Up to 150 lawmakers from Britain’s opposition Labour party would reject an agreement that did not include a referendum confirming it, the Guardian newspaper reported shadow Brexit secretary Keir Starmer had said.
Many members of the ruling Conservative party oppose a second referendum, but the fact talks are still being held is keeping sterling from booking losses, analysts said.
“Most investors would see a sterling-positive view on a second referendum,” said Rabobank FX strategist Jane Foley.
Sterling was flat at $1.30 against the dollar -- roughly the middle of the $1.2851-$1.3190 range of recent weeks -- and 86.53 per euro.
“The market is just suffering from Brexit fatigue. UK assets are significantly underowned by global investors so if you are underweight and still see no progress on Brexit and significant volatility on other parts of your portfolio that’s what you will focus on,” said Justin Onuekwusi, portfolio manager at L&G Investment Management.
Investors will also be unwilling to commit too far either way before UK labour market data due on Tuesday. The British economy has outperformed expectations, but the market will be watching for signs that stockpiling by British companies before Brexit has hurt employment, Foley said.
“Recent better UK data are likely to be a high point in positive sentiment.
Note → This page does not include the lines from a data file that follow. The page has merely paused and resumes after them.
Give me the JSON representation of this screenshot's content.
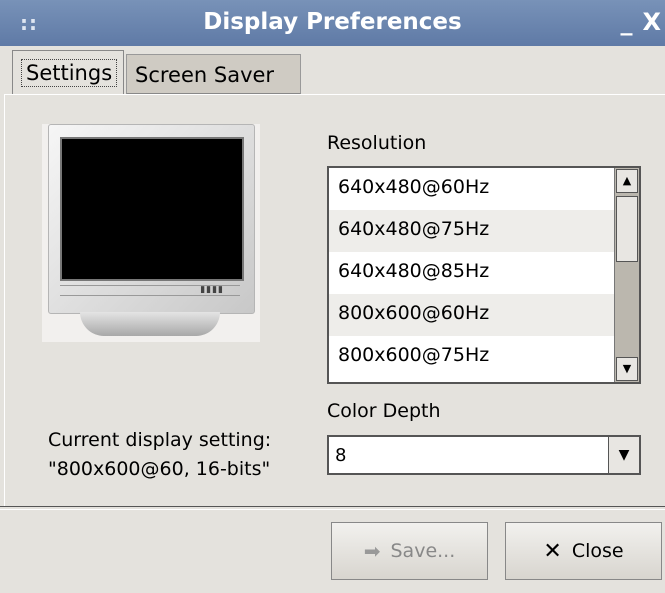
{
  "window": {
    "title": "Display Preferences",
    "grip": "::",
    "minimize": "_",
    "close": "X"
  },
  "tabs": [
    {
      "label": "Settings",
      "mnemonic_index": 1
    },
    {
      "label": "Screen Saver",
      "mnemonic_index": 2
    }
  ],
  "resolution": {
    "label": "Resolution",
    "items": [
      "640x480@60Hz",
      "640x480@75Hz",
      "640x480@85Hz",
      "800x600@60Hz",
      "800x600@75Hz"
    ]
  },
  "color_depth": {
    "label": "Color Depth",
    "value": "8"
  },
  "current_setting": {
    "line1": "Current display setting:",
    "line2": "\"800x600@60, 16-bits\""
  },
  "buttons": {
    "save": {
      "label": "Save...",
      "icon": "arrow-right-icon"
    },
    "close": {
      "label": "Close",
      "icon": "x-icon"
    }
  },
  "colors": {
    "titlebar": "#6b86b0",
    "background": "#e4e2dd"
  }
}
Driven by stock-building, a period of payback is likely,” Natwest Markets said in a note.
With business investment curtailed by Brexit uncertainty, the Bank of England is unlikely to raise interest rates, they said.
Sterling buyers brushed aside an opinion poll that showed UK Prime Minister Theresa May’s Conservatives had slumped to fifth place before European parliamentary elections and Nigel Farage’s Brexit Party had surged.